The recent disclosure by WikiLeaks of cables sent by the American Embassy in Amman back in 2008 has created a storm in Jordan. The king has accused the Americans of meddling into domestic affairs by trying to force an unsolicited change in his kingdom whereby the Palestinians relinquish the “right of return” in exchange for being fully incorporated into Jordanian society. This perceived affront caused supporters of the king to stage an unprecedented protest against America at its embassy in Amman. This in turn was followed by calls for a “million-man protest” at the Israeli Embassy in Amman, despite Israel having no connection to the cables.
Upon review of the cables, called The Right of Return: What it Means in Jordan, the reaction of the king seems out of proportion. After all, the cables merely reflect the known positions of the various parties that make up the Jordanian mosaic and how the unresolved issue of “the right of return” plays a central role in the internal domestic problems of Jordan.
On the one hand there are the East Bankers, native-born Jordanians comprised mainly of Bedouin tribes that consider themselves “the real Jordanians”. Holding key positions in the government and security apparatus, they distrust the Palestinians and would be happy if they would “return” to the other side of the Jordan River. Moreover, the fact that the Palestinians have taken over large parts of the private business sector only adds fuel to the resentment that the East Bankers harbor towards them.

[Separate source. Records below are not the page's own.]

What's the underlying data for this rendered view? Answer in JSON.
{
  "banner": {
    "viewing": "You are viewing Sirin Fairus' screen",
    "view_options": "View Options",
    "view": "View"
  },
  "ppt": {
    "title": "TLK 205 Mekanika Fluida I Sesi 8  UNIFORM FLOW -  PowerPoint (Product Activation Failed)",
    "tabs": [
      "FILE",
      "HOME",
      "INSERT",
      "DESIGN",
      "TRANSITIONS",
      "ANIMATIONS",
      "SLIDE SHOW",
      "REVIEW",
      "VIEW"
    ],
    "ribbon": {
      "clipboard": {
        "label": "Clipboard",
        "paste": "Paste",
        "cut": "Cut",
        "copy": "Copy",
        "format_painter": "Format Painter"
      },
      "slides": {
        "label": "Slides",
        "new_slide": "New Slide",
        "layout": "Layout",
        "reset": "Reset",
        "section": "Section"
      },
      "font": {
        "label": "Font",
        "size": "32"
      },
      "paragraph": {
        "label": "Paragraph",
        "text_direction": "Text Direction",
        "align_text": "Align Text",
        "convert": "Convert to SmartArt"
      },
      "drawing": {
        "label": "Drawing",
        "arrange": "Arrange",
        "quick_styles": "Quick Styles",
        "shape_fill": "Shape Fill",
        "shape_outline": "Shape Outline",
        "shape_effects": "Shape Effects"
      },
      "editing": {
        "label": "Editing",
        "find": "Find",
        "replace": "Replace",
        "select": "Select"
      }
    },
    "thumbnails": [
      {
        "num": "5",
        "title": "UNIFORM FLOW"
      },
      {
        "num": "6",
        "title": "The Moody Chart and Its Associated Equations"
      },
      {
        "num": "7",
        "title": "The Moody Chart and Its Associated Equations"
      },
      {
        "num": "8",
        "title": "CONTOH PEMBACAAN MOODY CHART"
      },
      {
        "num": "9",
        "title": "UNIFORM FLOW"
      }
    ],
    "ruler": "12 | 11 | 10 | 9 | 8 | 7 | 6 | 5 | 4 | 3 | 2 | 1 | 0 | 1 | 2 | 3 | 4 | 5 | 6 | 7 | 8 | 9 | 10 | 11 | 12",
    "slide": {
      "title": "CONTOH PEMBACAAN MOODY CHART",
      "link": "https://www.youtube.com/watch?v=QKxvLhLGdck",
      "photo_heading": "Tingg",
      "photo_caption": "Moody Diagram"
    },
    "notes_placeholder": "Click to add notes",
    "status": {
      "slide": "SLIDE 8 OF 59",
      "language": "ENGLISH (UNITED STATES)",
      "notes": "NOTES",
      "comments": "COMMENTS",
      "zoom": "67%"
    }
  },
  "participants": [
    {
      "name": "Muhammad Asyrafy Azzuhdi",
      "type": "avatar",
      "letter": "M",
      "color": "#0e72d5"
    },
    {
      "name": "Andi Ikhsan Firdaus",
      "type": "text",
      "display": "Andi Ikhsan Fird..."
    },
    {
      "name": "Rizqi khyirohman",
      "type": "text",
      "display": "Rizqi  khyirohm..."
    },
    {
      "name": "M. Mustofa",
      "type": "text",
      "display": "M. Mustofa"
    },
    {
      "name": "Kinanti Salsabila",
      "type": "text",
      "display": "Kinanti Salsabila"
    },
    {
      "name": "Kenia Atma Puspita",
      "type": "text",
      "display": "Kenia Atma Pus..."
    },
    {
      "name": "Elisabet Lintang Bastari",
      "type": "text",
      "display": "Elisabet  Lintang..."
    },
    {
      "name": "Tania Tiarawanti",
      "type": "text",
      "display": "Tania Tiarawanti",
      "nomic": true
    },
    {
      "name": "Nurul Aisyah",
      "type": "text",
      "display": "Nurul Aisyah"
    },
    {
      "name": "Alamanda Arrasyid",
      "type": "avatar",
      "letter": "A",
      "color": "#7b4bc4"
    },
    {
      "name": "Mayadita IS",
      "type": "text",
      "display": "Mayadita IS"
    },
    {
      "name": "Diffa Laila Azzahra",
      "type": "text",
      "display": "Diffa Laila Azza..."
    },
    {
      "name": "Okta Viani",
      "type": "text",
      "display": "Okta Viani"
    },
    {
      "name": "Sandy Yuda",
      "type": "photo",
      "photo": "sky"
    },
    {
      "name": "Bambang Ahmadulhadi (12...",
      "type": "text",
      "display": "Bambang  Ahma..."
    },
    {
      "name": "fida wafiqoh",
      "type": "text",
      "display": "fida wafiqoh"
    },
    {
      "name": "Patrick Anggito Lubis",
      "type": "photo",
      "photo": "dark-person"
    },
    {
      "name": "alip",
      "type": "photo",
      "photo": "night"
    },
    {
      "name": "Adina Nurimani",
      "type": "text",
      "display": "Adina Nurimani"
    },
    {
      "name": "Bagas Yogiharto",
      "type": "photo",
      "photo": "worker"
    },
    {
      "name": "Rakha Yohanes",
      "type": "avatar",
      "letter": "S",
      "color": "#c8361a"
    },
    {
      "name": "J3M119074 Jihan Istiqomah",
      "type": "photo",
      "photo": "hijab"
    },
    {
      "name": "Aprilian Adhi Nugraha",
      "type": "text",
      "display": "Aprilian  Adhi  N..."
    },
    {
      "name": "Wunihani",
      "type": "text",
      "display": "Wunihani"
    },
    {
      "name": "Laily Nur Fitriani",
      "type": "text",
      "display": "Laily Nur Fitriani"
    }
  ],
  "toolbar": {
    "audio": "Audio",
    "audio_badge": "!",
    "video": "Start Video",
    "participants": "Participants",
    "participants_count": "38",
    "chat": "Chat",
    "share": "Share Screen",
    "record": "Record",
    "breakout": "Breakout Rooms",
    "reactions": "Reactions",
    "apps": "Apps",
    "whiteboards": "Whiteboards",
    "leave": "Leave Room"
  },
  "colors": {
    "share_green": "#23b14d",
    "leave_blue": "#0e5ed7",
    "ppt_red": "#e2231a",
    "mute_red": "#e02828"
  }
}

The Palestinians for their part are split. There are those who have a realistic view and understand that the right of return is no longer a viable option. They consider Jordan their home and their main concern is being fully accepted into the society and ending what they consider a policy of discrimination. At the other end of the spectrum are those who refuse to relinquish what they consider a sacrosanct right and still dream of going back to their “homes” one day on the other side of the Jordan River.
These issues are not new, the only unique aspect being that they were openly revealed. This being the case it appears that the king, to put it mildly, overreacted to the whole issue. Moreover, a careful reading of the cables shows that there is no plotting or planning but rather just an airing of various views and frustrations with the current situation. The question then is why the overreaction?
It seems the only plausible explanation is that the king, facing growing unrest and dissatisfaction in his own country, is feeling insecure about his position. Why else would he be angry with the Americans rather than addressing the legitimate concerns of his people? Moreover, the fact that Israel is being dragged into this seems to indicate that the king of Jordan, similar to other Arab rulers throughout the years, is playing “the Israel card” – when the pressure is mounting and in order to divert domestic criticism…. blame Israel.
Despite the attempts by the king and his supporters, the wheels are already in motion. Inevitable changes are on the way, the only question being what will emerge in Jordan. Will the East Bankers together with various Islamic groups wrest the reigns of power from the king and suppress the Palestinians and any hopes they have of achieving real equality? Or will Jordan evolve into a genuine democracy with the Palestinians, the clear majority in the desert kingdom, gaining full entrance into key public positions side by side with the East Bankers? Finally, should the latter scenario come to fruition, will Jordan eventually be transformed into a Palestinian state?
No one knows for sure what will be in Jordan but judging by the “back against the wall” response of the king it appears that a change is imminent.